Para celebrar esta conexão entre a história privada e a história local e regional é que recorro aos meus ambientes de formação, e pergunto aos meus concidadãos: Onde está nossa Biblioteca Pública e nosso Arquivo Histórico? Por que o Museu Arqueológico, Antropológico e Histórico está fechado há um ano? Quais são as justificativas para tamanho abandono dos espaços públicos? E o que ainda torna um escárnio é que o discurso oficial é que Torres é “um exemplo de desenvolvimento sustentável, de preservação do meio ambiente e de valorização do patrimônio histórico.” (fragmento extraído do texto comemorativo nas redes sociais da Prefeitura municipal) O equívoco dessa afirmação, além de ferir os direitos culturais constitucionais, as prerrogativas das leis estaduais e municipais, está contrariando as premissas básicas do Consórcio Geoparque Caminho dos Cânions do Sul, que procura aliar os atrativos naturais, históricos e culturais do território. Na minha opinião, a escassez de uma gestão cultural eficiente impossibilita que as expressões e manifestações artísticas, intelectuais e de fomento às atividades educacionais tornem-se protagonistas no desenvolvimento em um território de grande representatividade histórica, científica e ambiental. Enquanto professor e atuando na área da educação patrimonial há mais de uma década, os museus, centros históricos, arquivos públicos e bibliotecas são fundamentais para as atividades didático-pedagógicas. A função social destes espaços estão intimamente imbricados no desenvolvimento cognitivo, no exercício da cidadania, pesquisas científicas e, principalmente, no fomento às memórias afetivas e sociais. Uma grande parcela dos meus alunos desconhecem o que é um museu e que nossa cidade possui um. Muitas pesquisas de cunho bibliográficas são realizadas nas bibliotecas escolares e o incentivo ao hábito da leitura, conduzo-os a fazerem sua carteirinha na biblioteca pública. O arquivo histórico como fonte primária da produção historiográfica local é imprescindível. Um rico acervo iconográfico e documentos que trazem, por meio do saber histórico, elementos para se conhecer sobre as identidades locais, suas relações de poder, entre outras contribuições.
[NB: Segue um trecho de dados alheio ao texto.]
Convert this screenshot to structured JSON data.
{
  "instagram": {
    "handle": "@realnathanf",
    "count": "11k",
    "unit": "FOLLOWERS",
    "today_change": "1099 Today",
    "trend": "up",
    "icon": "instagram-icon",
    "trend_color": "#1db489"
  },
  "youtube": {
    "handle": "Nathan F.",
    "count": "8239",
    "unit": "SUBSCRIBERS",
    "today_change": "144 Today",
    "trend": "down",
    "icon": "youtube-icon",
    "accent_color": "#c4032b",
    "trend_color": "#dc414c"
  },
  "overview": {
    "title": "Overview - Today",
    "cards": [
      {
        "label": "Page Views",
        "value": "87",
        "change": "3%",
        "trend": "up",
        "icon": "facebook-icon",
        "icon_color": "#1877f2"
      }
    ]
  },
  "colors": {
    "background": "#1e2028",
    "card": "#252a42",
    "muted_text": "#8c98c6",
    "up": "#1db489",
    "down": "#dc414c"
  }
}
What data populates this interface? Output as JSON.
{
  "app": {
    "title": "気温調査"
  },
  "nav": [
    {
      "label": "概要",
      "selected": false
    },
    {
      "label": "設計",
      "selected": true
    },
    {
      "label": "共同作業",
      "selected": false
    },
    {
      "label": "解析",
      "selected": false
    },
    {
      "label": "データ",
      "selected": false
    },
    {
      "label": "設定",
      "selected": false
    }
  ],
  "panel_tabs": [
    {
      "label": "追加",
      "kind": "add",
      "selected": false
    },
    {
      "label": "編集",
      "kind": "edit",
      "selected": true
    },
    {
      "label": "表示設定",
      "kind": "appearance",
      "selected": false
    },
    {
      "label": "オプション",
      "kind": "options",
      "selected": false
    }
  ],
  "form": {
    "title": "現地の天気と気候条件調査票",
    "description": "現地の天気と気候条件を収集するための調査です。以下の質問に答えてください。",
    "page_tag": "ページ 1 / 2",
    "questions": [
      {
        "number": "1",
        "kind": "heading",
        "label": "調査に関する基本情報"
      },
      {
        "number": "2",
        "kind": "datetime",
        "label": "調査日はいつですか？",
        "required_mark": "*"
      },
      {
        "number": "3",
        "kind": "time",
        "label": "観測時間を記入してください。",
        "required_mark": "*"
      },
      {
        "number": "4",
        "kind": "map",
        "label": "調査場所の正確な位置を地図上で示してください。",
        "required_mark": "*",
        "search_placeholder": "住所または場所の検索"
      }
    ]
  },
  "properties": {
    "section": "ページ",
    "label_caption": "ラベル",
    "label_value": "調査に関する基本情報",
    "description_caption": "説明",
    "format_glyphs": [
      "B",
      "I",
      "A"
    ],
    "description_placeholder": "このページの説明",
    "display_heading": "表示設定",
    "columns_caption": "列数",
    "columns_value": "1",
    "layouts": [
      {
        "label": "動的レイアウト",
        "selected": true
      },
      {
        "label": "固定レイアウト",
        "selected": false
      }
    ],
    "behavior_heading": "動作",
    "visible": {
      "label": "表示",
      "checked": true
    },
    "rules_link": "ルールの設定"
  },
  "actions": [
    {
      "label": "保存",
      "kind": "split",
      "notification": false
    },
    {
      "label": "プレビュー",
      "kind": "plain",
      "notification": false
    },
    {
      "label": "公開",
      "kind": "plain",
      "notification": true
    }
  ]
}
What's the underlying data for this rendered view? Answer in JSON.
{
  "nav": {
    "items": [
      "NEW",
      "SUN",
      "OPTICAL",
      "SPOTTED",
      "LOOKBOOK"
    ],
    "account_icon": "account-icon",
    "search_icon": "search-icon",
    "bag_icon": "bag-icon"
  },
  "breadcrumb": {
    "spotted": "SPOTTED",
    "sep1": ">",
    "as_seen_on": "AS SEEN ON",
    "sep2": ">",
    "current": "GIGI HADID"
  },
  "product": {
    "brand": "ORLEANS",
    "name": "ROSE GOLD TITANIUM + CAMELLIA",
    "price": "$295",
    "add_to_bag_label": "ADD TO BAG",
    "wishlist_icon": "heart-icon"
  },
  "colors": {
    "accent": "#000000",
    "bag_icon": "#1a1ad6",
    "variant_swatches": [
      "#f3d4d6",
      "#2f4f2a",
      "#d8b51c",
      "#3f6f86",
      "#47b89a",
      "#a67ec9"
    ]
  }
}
Espaços públicos de fruição intelectual, de mobilidade, de encontros e reencontros que sumiram do mapa, como se viesse a tona um grande projeto de desmonte da Cultura, pois muito bem sabemos, um povo sem memória, sem história, constitui-se como um sujeito passivo e omisso em relação aos bens comuns. Assim como minha experiência transita pelo museu, pela biblioteca e pelo arquivo, quantas pessoas, jovens, adultos, crianças e idosos estão suprimidos do seu direito ao acesso democrático e universal nestes ambientes de formação e emancipação humana?
Torres e seu povo, parabéns pelos 145 anos, resistindo no ensejo de anti-memória e a violência simbólica a qual estamos sendo submetidos! Viva a Resistência Cultural!